まず、技術的アイデアは従業員(発明者)の頭の中にあります。
このため、発明者の頭の中にある技術的アイデアを特定する必要があります。ここでいう特定とは、例えば、図面、グラフ、表、文章化等により、技術的アイデアを第三者が認識できる形態とすることです。より具体的には、従来技術と比較することで当該技術的アイデアが非公知であるか否かを第三者が判断できる程度に特定する必要があります。
この特定が行われると、技術的アイデアを示す図面、グラフ、文章化等の情報(技術情報)が得られることになります。

この技術情報がすでに保護の対象になり得ると考えられます。
具体的には、ノウハウとして保護の対象となるでしょう。ノウハウの保護とは、例えば、転職する従業員が当該ノウハウを不正に持ち出して転職先で使用した結果、前職企業に損害を与えた場合に前職企業が民法709条等に基づいて損害賠償請求を行うことです。
民法709条
故意又は過失によって他人の権利又は法律上保護される利益を侵害した者は、これによって生じた損害を賠償する責任を負う。
しかしながら、ノウハウの保護としては損害賠償請求しか認められず、差止請求等は認められない可能性が高く、その保護範囲は非常に限定的であると思われます。

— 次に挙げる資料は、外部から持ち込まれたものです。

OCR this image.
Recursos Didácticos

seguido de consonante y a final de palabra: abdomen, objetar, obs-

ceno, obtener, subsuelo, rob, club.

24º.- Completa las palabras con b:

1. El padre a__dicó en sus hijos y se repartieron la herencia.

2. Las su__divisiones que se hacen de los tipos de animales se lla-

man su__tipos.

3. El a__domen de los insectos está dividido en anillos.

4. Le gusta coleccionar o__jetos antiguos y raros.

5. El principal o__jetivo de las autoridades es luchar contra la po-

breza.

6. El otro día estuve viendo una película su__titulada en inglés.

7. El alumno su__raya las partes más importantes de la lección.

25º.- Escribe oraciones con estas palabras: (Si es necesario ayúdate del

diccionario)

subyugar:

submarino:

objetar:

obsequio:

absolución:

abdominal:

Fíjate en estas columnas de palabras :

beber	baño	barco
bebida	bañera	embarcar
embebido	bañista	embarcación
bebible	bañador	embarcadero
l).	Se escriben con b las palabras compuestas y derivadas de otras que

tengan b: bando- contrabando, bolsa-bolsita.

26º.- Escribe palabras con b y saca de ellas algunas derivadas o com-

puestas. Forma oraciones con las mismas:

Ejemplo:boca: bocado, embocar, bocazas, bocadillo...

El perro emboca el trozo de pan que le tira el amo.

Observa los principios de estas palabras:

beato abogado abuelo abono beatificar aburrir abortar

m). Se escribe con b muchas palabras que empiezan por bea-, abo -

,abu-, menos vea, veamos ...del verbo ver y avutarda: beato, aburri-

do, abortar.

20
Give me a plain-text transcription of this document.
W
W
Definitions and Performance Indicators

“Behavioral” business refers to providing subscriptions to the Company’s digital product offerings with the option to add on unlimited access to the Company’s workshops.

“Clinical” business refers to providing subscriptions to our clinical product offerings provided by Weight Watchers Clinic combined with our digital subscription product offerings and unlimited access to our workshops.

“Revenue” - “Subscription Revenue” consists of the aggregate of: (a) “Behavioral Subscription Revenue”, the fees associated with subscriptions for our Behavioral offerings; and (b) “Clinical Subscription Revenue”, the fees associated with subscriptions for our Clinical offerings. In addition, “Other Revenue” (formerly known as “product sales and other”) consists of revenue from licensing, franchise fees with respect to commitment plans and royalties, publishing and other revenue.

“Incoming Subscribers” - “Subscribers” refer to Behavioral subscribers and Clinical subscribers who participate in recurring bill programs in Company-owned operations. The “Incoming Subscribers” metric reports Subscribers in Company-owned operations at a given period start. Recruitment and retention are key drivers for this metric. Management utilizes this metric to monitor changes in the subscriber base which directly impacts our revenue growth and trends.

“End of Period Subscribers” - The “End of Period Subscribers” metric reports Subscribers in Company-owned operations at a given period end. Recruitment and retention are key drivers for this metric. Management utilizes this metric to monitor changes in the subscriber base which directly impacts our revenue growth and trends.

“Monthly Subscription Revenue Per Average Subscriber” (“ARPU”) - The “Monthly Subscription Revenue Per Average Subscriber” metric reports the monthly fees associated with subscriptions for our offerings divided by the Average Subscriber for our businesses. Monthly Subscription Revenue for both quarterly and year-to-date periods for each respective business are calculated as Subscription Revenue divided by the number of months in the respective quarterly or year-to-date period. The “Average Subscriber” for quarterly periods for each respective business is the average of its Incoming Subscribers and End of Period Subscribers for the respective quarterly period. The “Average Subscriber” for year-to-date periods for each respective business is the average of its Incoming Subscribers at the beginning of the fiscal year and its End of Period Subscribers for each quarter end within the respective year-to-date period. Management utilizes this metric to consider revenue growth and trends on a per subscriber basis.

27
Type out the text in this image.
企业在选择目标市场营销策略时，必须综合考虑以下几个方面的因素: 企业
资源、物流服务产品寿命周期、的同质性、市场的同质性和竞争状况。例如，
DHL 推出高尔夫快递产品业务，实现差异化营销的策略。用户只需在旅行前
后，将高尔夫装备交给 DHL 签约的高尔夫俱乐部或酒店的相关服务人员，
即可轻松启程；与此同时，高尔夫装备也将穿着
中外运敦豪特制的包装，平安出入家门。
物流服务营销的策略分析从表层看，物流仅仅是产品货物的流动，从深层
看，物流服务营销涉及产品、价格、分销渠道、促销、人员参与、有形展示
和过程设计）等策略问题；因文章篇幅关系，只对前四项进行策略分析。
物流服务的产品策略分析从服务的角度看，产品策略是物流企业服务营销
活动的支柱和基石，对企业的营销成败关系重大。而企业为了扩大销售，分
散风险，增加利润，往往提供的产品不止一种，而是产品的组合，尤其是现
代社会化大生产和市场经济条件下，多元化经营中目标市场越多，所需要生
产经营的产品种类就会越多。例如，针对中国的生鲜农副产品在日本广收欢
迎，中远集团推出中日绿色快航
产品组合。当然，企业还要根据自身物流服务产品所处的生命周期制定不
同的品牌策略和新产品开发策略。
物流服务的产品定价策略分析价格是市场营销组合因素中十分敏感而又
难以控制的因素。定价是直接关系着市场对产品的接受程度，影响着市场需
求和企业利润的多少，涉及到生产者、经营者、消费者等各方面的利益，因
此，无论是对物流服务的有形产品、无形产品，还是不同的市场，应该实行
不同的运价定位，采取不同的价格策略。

一方で、同じ技術的アイデア(ノウハウ)であっても、これに対して㊙マークやアクセス管理等の秘密管理措置を行うと営業秘密となります。営業秘密は、秘密の状態が保たれ、かつ非公知性を有している情報であれば、これの不正持ち出しや不正使用等に対する保護が半永久的に可能となります。しかしながら、営業秘密は独占権ではないので、他社が自社の営業秘密と同じ技術を独自に開発等して使用しても、当該他社は自社の営業秘密侵害とはなりません。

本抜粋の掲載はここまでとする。